Former Eoan Group School of the Performing Arts ballerina and dance teacher Casandra Cyster has died of Covid-19.

Family and friends of Casandra Cyster, 65, say they will remember her for her humility, kindness and care.

Ms Cyster, who was among the first ballet dancers of the Eoan Group School of the Performing Arts, died unexpectedly on Sunday January 17 after a battle with Covid-19.

She was 5 when renowned dance teacher Cecil Jacobs, 80, discovered her talent. Mr Jacobs is a life registered teacher of the Royal Academy of Dancing.

“I remember her being a soft, quiet child,” he said. “She received a distinction with her first dance test at the Royal Academy of Dancing. She was the principal dancer for two Eoan Group productions – The Dream and The Lady and the Fool.

“By the time she reached high school, she was assisting me to teach at Sunnyside, Belthorn, and Vanguard Primary schools. She was a gifted dancer and a gifted teacher.

“When I left for London for three years, I arranged for a teacher’s course for Casandra there – to be a qualified senior ballet teacher. Unfortunately, she could not attend, as she was in a car accident during that time.”

Casandra Cyster during one of her performances.

Eugene Brandt described his sister as a sweet person who had always wanted to help where she could. Old newspaper clippings about his sister are among his prized possessions.

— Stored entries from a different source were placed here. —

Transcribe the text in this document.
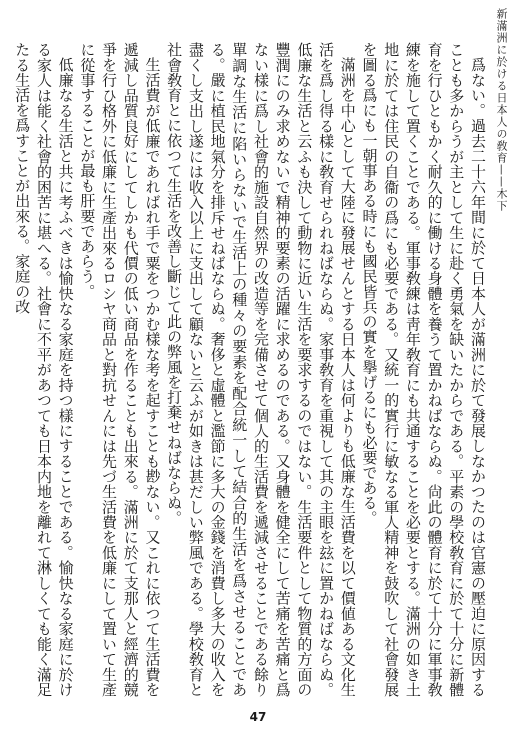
新滿洲に於ける日本人の敎育——木下

爲ない。過去二十六年間に於て日本人が滿洲に於て發展しなかつたのは官憲の壓迫に原因することも多からうが主として生に赴く勇氣を缺いたからである。平素の學校敎育に於て十分に新體育を行ひともかく耐久的に働ける身體を養うて置かねばならぬ。尙此の體育に於て十分に軍事敎練を施して置くことである。軍事敎練は靑年敎育にも共通することを必要とする。滿洲の如き土地に於ては住民の自衞の爲にも必要である。又統一的實行に敏なる軍人精神を鼓吹して社會發展を圖る爲にも一朝事ある時にも國民皆兵の實を擧げるにも必要である。

滿洲を中心として大陸に發展せんとする日本人は何よりも低廉な生活費を以て價値ある文化生活を爲し得る樣に敎育せられねばならぬ。家事敎育を重視して其の主眼を玆に置かねばならぬ。低廉な生活と云ふも決して動物に近い生活を要求するのではない。生活要件として物質的方面の豐潤にのみ求めないで精神的要素の活躍に求めるのである。又身體を健全にして苦痛を苦痛と爲ない樣に爲し社會的施設自然界の改造等を完備させて個人的生活費を遞減させることである餘り單調な生活に陷いらないで生活上の種々の要素を配合統一して結合的生活を爲させることである。嚴に植民地氣分を排斥せねばならぬ。奢侈と虛體と濫節に多大の金錢を消費し多大の收入を盡くし支出し遂には收入以上に支出して顧ないと云ふが如きは甚だしい弊風である。學校敎育と社會敎育とに依つて生活を改善し斷じて此の弊風を打棄せねばならぬ。

生活費が低廉であればれ手で粟をつかむ樣な考を起すことも尠ない。又これに依つて生活費を遞減し品質良好にしてしかも代價の低い商品を作ることも出來る。滿洲に於て支那人と經濟的競爭を行ひ格外に低廉に生產出來るロシヤ商品と對抗せんには先づ生活費を低廉にして置いて生產に從事することが最も肝要であらう。

低廉なる生活と共に考ふべきは愉快なる家庭を持つ樣にすることである。愉快なる家庭に於ける家人は能く社會的困苦に堪へる。社會に不平があつても日本内地を離れて淋しくても能く滿足たる生活を爲すことが出來る。家庭の改

47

“Over the years, she helped to produce many shows, because she loved doing it,” he said. “She was passionate about ballet and loved teaching it. She had a caring heart for everybody. She used to check up on our mother, Gladys Brandt, 88, every day, and she did not have to go there every day, but that was just who she was.”

Eugene Brandt still has newspaper clippings of articles written about his sister.

Her son, Euan Cyster, said his mother’s passion for ballet and her love for children had seen her collaborate, for more than 40 years, with church productions and other stage performances all over Cape Town.

“My mother was humble, kind-hearted and had a gentle spirit. She excelled as a ballet student and earned her honours at the Royal Academy of Dancing in November 1972. We will remember our mother as a loving and beautiful soul,” he said.

Ms Cyster’s funeral service will be held tomorrow, Thursday January 28.

She is survived by her husband, Aubrey Cyster, three children, a granddaughter, her brother Eugene, and mother Gladys Brandt, 88.